During the formation lap, McLaren Honda’s Fernando Alonso spoke to former world champion Jenson Button, telling him to take care of his car. The Spaniard spoke from Indianapolis in the US where he was making a go at winning the Indy 500 at his first attempt. Would Button obey the ‘order’?

Finn Kimi Raikkonen made a brilliant start, giving Vettel no chance to overtake him before the first corner and maintained the lead for almost half the race in the tight street circuit.

By the twelfth lap of the race, Hamilton was in 12th position but more than a pit-stop behind the leader.

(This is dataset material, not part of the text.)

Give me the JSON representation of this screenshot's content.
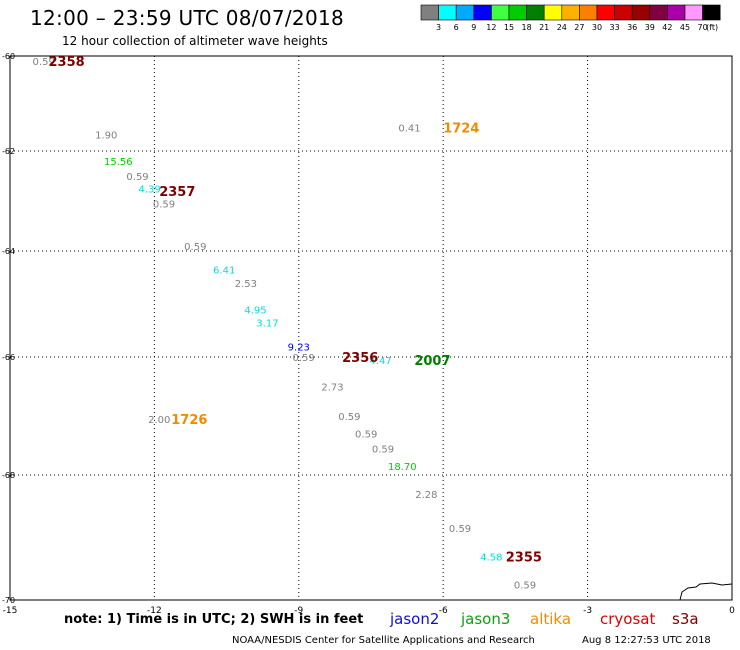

Less than halfway into the race, Raikkonen began hauling over the backmarkers, which raised the possibility that the Ferrari could eventually catch Hamilton’s Mercedes before the end of the race.

It was not all going according to plan for Button who was last for a significant part of the race. Pit-stop strategy was going to be critical in this race, despite the fact that most teams only needed to pit once.

Red Bull’s Max Verstappen who had seemed stuck behind Bottas went into the pits on the 33rd lap, seeking the undercut against the Merc.

The German team responded by bringing in Bottas in the next lap, and by doing that, kept the Merc just ahead of the Red Bull.

Pitting early by the two turned out to be the short end of the stick as Red Bull’s Daniel Ricciardo would prove few laps later.

Ricciardo stayed out for six laps more than his teammate and on exiting the pit-stop, came out well ahead of Bottas and Verstappen, much to the chagrin of the Dutch driver who in trying to overtake Bottas, lost a position to his teammate and the chance to finish on the podium.

Raikkonen also suffered the same fate as Verstappen, with Vettel executing an overcut by pitting four laps later which saw the German emerge in front of his teammate further fueling the debate that the four-time champion is the ‘special one’ at the Ferrari stable.

Despite a safety car period late in the race, the German duly won his third race of the season and 45th of his career opening a 25-point gap on Hamilton.

The win ended the 130-race drought of a Ferrari one-two. As for Button, he failed to follow Alonso’s advice.

Not only did he plough into Sauber’s Pascal Wehrlein causing the Sauber to end up on its side against the barriers, but he also failed to finish the race courtesy of a damaged car.

He was penalized for his uncharacteristic error. Second for Raikkonen was visibly disappointing, Ricciardo was third while Hamilton came in seventh. Over to Canada.